Baidu’s research division announced initial results from its speech recognition system named “Deep Speech”.
Deep Speech’s main goal is to improve accuracy in noisy environments such as in restaurants or on public transportation. According to released test results, Deep Speech outperforms previously published results on the Switchboard Hub5’00 benchmark, achieving 16.5% Word Error Rate on the full test set. It also outperforms public web APIs like Google Web Speech as well as commercial systems like Bing Speech Services or Apple Dictation in noisy environments by over 10%.
While the state-of-the-art algorithm may not yet be available publicly, Baidu does provide voice API service to developers through Baidu Yuyin. The API currently drives Baidu’s own voice search and voice recognition in other Baidu products, as well as Qunar (popular travel vertical search app) and Momo (a location-based dating app much like Tinder).

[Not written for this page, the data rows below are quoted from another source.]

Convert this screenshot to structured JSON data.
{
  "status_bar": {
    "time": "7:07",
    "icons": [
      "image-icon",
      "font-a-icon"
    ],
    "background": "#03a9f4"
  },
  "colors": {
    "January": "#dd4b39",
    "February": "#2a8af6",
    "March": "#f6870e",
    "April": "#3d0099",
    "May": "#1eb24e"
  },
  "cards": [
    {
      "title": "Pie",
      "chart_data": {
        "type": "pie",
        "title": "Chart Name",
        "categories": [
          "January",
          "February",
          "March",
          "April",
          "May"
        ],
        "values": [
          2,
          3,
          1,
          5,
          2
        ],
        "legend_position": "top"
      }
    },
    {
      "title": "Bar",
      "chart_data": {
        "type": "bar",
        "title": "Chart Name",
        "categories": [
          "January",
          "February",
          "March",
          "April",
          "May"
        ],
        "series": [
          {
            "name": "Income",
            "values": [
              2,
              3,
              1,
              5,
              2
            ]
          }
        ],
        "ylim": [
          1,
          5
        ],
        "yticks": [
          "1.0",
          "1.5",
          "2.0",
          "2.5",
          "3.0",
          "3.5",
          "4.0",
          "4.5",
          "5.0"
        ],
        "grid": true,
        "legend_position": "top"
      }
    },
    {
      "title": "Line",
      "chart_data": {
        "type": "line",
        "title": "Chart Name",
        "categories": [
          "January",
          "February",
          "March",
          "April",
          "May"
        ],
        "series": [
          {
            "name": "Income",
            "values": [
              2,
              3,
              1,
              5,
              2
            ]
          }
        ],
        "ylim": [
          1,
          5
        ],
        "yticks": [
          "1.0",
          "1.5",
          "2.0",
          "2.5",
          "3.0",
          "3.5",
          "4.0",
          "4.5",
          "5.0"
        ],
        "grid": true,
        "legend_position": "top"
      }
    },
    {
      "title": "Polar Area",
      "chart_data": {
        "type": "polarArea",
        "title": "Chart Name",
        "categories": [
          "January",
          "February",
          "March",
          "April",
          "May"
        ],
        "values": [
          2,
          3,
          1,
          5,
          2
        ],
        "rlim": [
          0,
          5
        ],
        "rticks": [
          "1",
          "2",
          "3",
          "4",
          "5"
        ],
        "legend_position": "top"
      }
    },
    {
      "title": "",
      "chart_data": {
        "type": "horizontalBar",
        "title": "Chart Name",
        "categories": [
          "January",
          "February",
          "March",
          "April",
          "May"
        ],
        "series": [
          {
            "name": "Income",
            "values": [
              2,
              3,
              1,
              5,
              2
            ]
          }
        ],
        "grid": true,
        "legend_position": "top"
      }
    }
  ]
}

The use of voice recognition is growing in popularity in many areas, including search. According to the Mobile Voice Study released by Google last October, which surveyed 1400 Americans across all age group, 55% of US teens and 41% of US adults uses voice search more than once a day. With voice technology like Siri, Google Now and Microsoft Cortana built into all major smartphone operating systems, and as smartphone penetration grows and wearables becomes more mainstream, we will likely see voice search usage continue to grow, and improvement in recognition accuracy is undoubtedly welcome.